On 20 August the 1st Polish Army of General Zygmunt Berling joined the Soviet 47th Army. Red Army forces north of Warsaw finally advanced across the Bug River on 3 September, reached the Narew River the following day, and secured bridgeheads across that river on 6 September. Lead elements of two Polish divisions from the 1st Army attempted to cross the Vistula into Warsaw on 13 September but made little progress and having sustained heavy casualties were evacuated back across the river ten days later. The Uprising forces capitulated on 2 October; the Soviets would take Warsaw without a major battle during their advance early in 1945. American military historian David M. Glantz notes that while the Soviets could have taken Warsaw and aided the insurgents, from a purely military standpoint this would have required diverting efforts from attempts to secure bridgeheads south and north of Warsaw, involved the Soviets in costly city fighting and gained them less optimal positions for further offensives; this, coupled with political factors meant that the Soviet decision not to aid the Warsaw Uprising was based not only on political, but also on military considerations.

==Aftermath: battle for the Narew bridgeheads==
The bridgeheads at Serock, the confluence of the Bug and Narew Rivers, had been established by the Soviet 65th Army at the end of the Lublin–Brest Offensive. The German XX Corps of Second Army was deployed in defence.

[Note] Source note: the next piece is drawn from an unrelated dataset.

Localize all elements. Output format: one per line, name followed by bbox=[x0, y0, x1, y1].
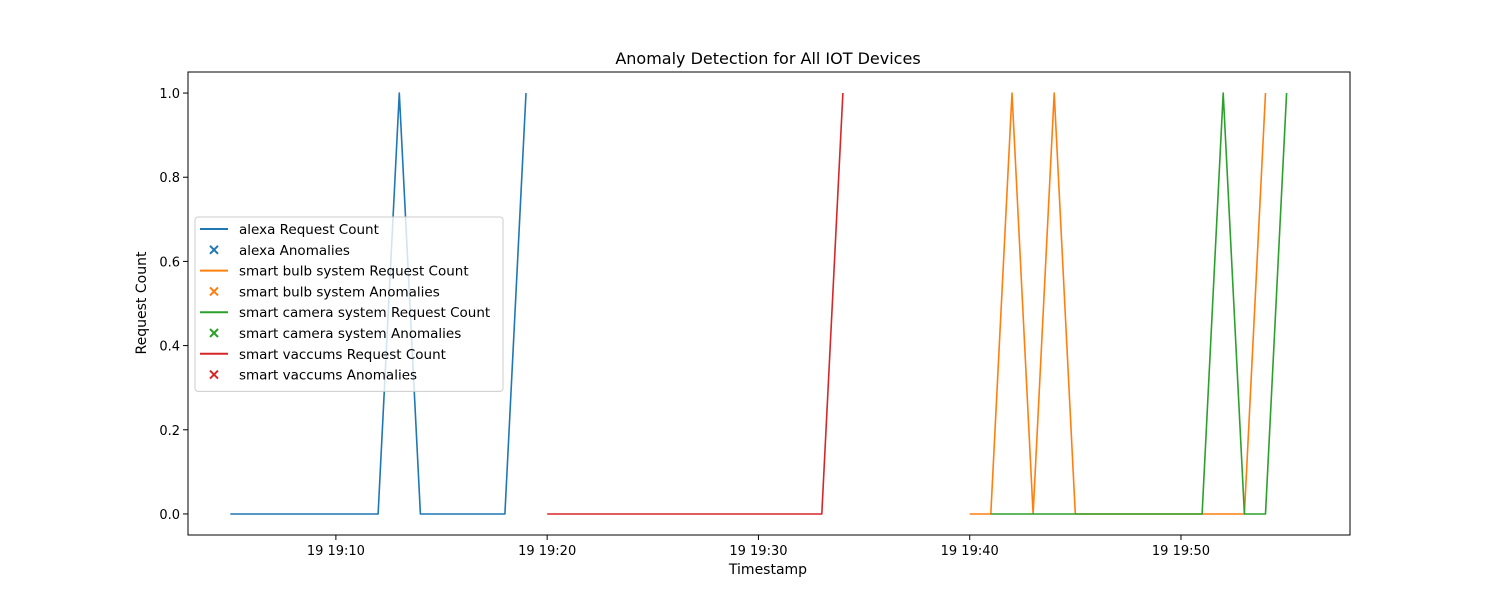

On 3 October elements of the 3rd and 25th Panzer Divisions, supported by the 252nd Infantry Division, were thrown into an attack to eliminate the 65th Army's positions in the bridgehead. On the southern face, German units reached the bank of the Narew by 5 October. The memoirs of General Pavel Batov, 65th Army's commander, describe committing the 44th Guards Rifle Division in an attempt to halt the German advance.

An attack on the northern part of the bridgehead was planned for 8 October, involving the 19th Panzer and Wiking divisions but the gains made were eliminated by a Soviet counter-attack on 14 October.